Immediately the conservative opposition rushed a strong lobby to Lansing to fight the bill. One eloquent opponent declared the boulevard to be a perfectly useless piece of extravagance; the promotion of a few landowners who wished to profit by the folly of the people of Detroit. The district through which it was proposed to run was so wet and marshy that the boulevard, he said, would be a goose pond during the winter and spring months and a goose pasture in the summer, for who would ever make use of it for a driveway? The bill was defeated by three votes, but the project was by no means dead. At the next session of the legislature Eber W. Cottrell presented it again in connection with the bill for the purchase of Belle Isle, to which the eastern end of the Grand Boulevard was to be the main approach. That bill passed. Mr. Cottrell was an able politician and knew how to handle lobbies.

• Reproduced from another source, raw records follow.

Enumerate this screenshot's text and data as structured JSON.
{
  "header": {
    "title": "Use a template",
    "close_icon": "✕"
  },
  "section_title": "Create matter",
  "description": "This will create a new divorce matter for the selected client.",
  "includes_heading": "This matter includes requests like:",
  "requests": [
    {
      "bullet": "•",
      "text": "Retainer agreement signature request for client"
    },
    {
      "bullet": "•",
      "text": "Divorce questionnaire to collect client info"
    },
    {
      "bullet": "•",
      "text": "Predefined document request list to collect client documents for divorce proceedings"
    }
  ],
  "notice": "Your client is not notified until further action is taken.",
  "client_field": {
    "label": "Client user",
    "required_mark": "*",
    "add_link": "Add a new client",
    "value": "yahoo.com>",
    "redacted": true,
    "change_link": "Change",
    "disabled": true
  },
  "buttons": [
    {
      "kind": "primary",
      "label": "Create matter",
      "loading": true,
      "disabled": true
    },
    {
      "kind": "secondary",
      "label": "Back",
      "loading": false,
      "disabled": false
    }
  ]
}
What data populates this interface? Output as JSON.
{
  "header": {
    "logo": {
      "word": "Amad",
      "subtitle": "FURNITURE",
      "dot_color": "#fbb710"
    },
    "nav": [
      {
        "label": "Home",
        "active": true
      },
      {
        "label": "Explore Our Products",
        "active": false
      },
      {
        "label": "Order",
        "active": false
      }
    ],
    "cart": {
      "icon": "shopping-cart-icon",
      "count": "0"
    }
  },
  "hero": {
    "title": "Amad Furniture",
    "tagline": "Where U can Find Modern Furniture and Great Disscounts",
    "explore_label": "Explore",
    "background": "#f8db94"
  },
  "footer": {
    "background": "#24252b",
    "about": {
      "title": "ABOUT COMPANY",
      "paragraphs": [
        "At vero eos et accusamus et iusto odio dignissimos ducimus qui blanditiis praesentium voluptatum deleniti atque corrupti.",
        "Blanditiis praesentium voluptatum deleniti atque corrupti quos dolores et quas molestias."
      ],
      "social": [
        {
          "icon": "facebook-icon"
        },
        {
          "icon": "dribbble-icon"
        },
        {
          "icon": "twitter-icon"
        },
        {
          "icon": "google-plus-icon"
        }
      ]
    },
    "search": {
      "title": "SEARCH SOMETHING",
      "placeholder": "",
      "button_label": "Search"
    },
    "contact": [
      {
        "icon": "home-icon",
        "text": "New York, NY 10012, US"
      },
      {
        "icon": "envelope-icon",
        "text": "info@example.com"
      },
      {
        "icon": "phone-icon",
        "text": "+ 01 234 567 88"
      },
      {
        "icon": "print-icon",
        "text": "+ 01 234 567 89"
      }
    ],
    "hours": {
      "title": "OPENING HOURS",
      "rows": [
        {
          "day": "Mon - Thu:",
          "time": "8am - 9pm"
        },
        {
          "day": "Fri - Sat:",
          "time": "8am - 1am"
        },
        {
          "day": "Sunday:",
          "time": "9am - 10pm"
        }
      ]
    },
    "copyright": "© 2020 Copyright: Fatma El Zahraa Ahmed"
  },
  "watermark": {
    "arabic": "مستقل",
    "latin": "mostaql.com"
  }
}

All attempts to interest the townships in the boulevard failed. They were willing to profit by the improvement, but were not willing to contribute toward it. The city for a time remained cool toward the proposal. In 1880 an appropriation of $250 was granted to the commission for preliminary work and, in 1882, $2,500 more was provided. There the city halted for a time while private individuals provided for the expense. In 1883 a survey was made on lines represented by the boulevard as it is today. Through the dedication of land between Woodward Avenue and Russell Street by Frisbie & Foxen and Col. John Atkinson, the area for the first half mile of a boulevard 150 feet wide was provided. A formal celebration was held when the fences of this section were removed and the first sod was turned. The sod itself was sold for $100, which was the most profitable sale of Detroit realty to date. Next year James A. Randall, who had been an ardent promoter of the boulevard, built a house on the north side of the Grand Boulevard some distance east of Woodward Avenue. Four years later William Stocking built the first house on the section north of Jefferson Avenue and the approach to Belle Isle Bridge. Bela Hubbard, a wealthy landowner and pioneer citizen of the west side, began the improvement of the western section.

For several years the appropriations made by the city were pitifully inadequate: $20,000 in 1885, $15,000 in 1886, and $25,000 in 1887. In the meantime James A. Randall, William Foxen, J. B. Lauder, John V. Ruehle, William W. Wheaton, T. Foxen and several other promoters worked to secure concessions for the right of way and private contributions from persons whose property values would be increased by the boulevard construction. The line of the boulevard now circling the main part of the city between Belle Isle Bridge and the foot of Twenty-fourth Street measures 11.29 miles. The land area expropriated for the right of way was 213 acres, of which about nine-tenths was contributed by adjoining property owners. The sections between Jefferson Avenue and the river and between Fort Street and the river were acquired by condemnation proceedings and purchase at a liberally appraised value.

Mr. Randall procured his own election to the legislature for the express purpose of promoting the boulevard. It was at his suggestion that the park and boulevard commissions were made one body. He also secured authority by which the city borrowed $500,000 for paving the roadway with macadam. For several years the Grand Boulevard was a lonely thoroughfare, but about 1895 it began to build up, and carriages and bicycles became more and more numerous. Today it is one of the most intensively used thoroughfares of the world of a similar character, and traffic policemen are kept busy at many intersections directing traffic and breaking up congestion. The goose pond and pasture of 40 years ago is daily filled with a solid procession of automobiles, because it is the most popular driveway of the city.